It comes close. The author doesn't want to learn the math and study the thing. Why? By implication, because they're over 35 and don't want to learn new stuff anymore.
It's possible for me to learn enough math to download a huggingface model and start from tokenizing my prompt and convert them to token embeddings and add position embeddings and go through 32 layers of softmax+mlp with layernorm and write out the equation that would compute each intermediate floating number until it tells me the probabilities of each output token so I can sample a token and continue the sentence autoregressively. Computing any one of these 100 billion 16-bit floating point multiplications? I can either compute them in decimal or check out the IEEE754 fp16 format and compute in binary manually, or maybe draw a circuit with AND and NOT gates if given enough time.
These are the low level operations. From a higher level mathematical standpoint? I can prove to you analytically how a SGD optimizer on a convex surface will converge to the global minimum at an exponential rate, starting from either set theory or dependent type theory and the construction of real numbers from sets of rational numbers.
The author posed it as a question. It's not about want as much as able. No matter how much I wanted (at 58) to understand the inner working of a LLM, it's beyond me, just like becoming a fighter pilot.
However, even though I don't program, nothing in his list prior to AI is beyond me yet, if I wanted to learn it. I am happy being a 25 years Linux power user who climbed the Emacs learning curve to use org-mode and then gradually added email,rss, irc, web, and gopher modalities to it.
Why? By implication, because they're over 35 and don't want to learn new stuff anymore.

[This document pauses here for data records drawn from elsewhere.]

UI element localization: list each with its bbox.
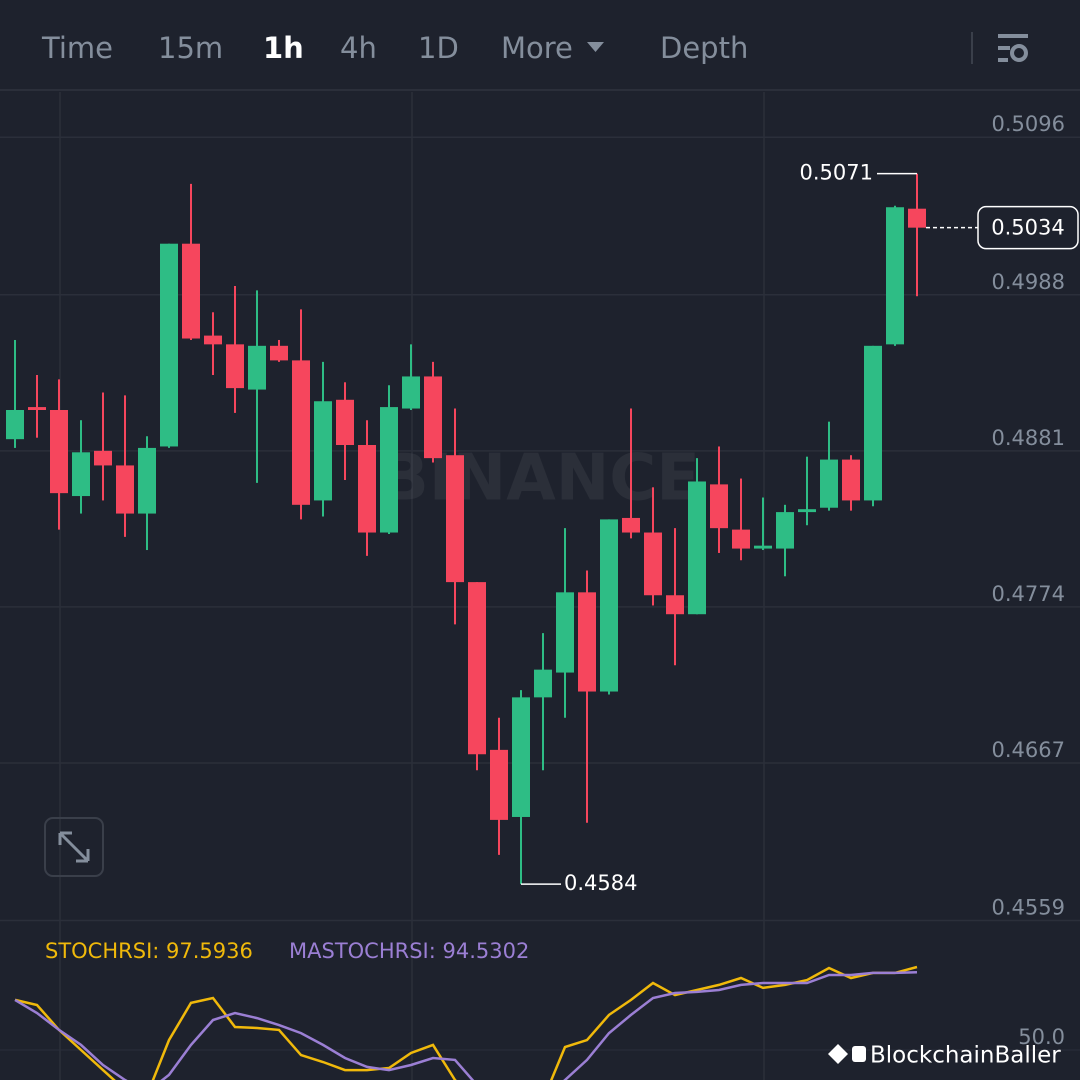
y-tick-label: 0.4774 — [992, 582, 1065, 606]
tab[interactable]: Time — [41, 31, 113, 65]
candle-body — [534, 669, 552, 698]
price-plot: BINANCE — [0, 136, 1080, 922]
tab[interactable]: More — [501, 31, 573, 65]
candle-body — [468, 582, 486, 755]
candle-body — [116, 465, 134, 514]
candle-body — [138, 447, 156, 514]
expand-button[interactable] — [44, 817, 104, 877]
overlay: 0.5096 0.4988 0.4881 0.4774 0.4667 0.4559 0.50… — [45, 112, 1079, 1049]
candle-body — [292, 360, 310, 505]
y-tick-label: 50.0 — [1018, 1025, 1065, 1049]
high-label: 0.5071 — [800, 161, 873, 185]
candle-body — [688, 481, 706, 615]
candle-body — [424, 376, 442, 459]
candle-body — [820, 459, 838, 508]
y-tick-label: 0.4559 — [992, 896, 1065, 920]
candle-body — [776, 512, 794, 549]
indicator-plot — [0, 965, 1080, 1080]
tab[interactable]: Depth — [660, 31, 748, 65]
candle-body — [336, 399, 354, 446]
y-tick-label: 0.5096 — [992, 112, 1065, 136]
candle-body — [754, 545, 772, 549]
candle-body — [842, 459, 860, 501]
credit-logo — [828, 1044, 866, 1064]
grid-verticals — [59, 92, 765, 1080]
candle-body — [380, 407, 398, 533]
credit: BlockchainBaller — [870, 1043, 1061, 1069]
candle-body — [886, 207, 904, 345]
candle-body — [908, 208, 926, 228]
candle-body — [446, 455, 464, 583]
candle-body — [578, 592, 596, 692]
candle-body — [270, 345, 288, 361]
candle-body — [402, 376, 420, 409]
low-label: 0.4584 — [564, 871, 637, 895]
indicator-line — [14, 965, 918, 1080]
candle-body — [710, 484, 728, 529]
y-tick-label: 0.4988 — [992, 270, 1065, 294]
candle-body — [72, 452, 90, 497]
indicator-line — [14, 971, 918, 1080]
tab[interactable]: 1D — [418, 31, 459, 65]
dropdown-arrow[interactable] — [587, 42, 604, 52]
tab[interactable]: 4h — [340, 31, 377, 65]
candle-body — [644, 532, 662, 596]
y-tick-label: 0.4881 — [992, 426, 1065, 450]
candle-body — [182, 243, 200, 339]
candle-body — [798, 509, 816, 513]
settings-icon[interactable] — [998, 34, 1028, 62]
candle-body — [666, 595, 684, 615]
candle-body — [50, 409, 68, 494]
last-price: 0.5034 — [991, 216, 1064, 240]
candle-body — [314, 401, 332, 501]
candle-body — [6, 409, 24, 440]
candle-body — [732, 529, 750, 549]
legend-entry: STOCHRSI: 97.5936 — [45, 939, 253, 963]
candle-body — [28, 407, 46, 410]
candle-body — [556, 592, 574, 673]
tab[interactable]: 1h — [263, 31, 304, 65]
candle-body — [204, 335, 222, 345]
candle-body — [358, 445, 376, 533]
legend-entry: MASTOCHRSI: 94.5302 — [289, 939, 529, 963]
tab[interactable]: 15m — [158, 31, 223, 65]
last-price-box — [977, 205, 1079, 250]
y-tick-label: 0.4667 — [992, 738, 1065, 762]
candle-body — [622, 517, 640, 533]
candle-body — [600, 519, 618, 692]
candle-body — [94, 450, 112, 466]
candle-body — [864, 345, 882, 501]
candle-body — [248, 345, 266, 390]
candle-body — [490, 749, 508, 820]
candle-body — [226, 344, 244, 389]
candle-body — [160, 243, 178, 447]
candle-body — [512, 697, 530, 817]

It seems you are both missing the point of article, and jumping on a stereotype.
Said point being: while the author clearly does like learning new stuff, and rolling up his sleeves to deal with all the fiddly bits -- AI is categorically different. In that the complexity is simply off the page compared to most (choosing my words carefully) technologies one is used to geeking out on. And that even experts in the field admit they don't really understand it.
(That, and the sheer resources required to do something interesting, the perpetual lock-in with the sociopathic entities that provide said resources, etc).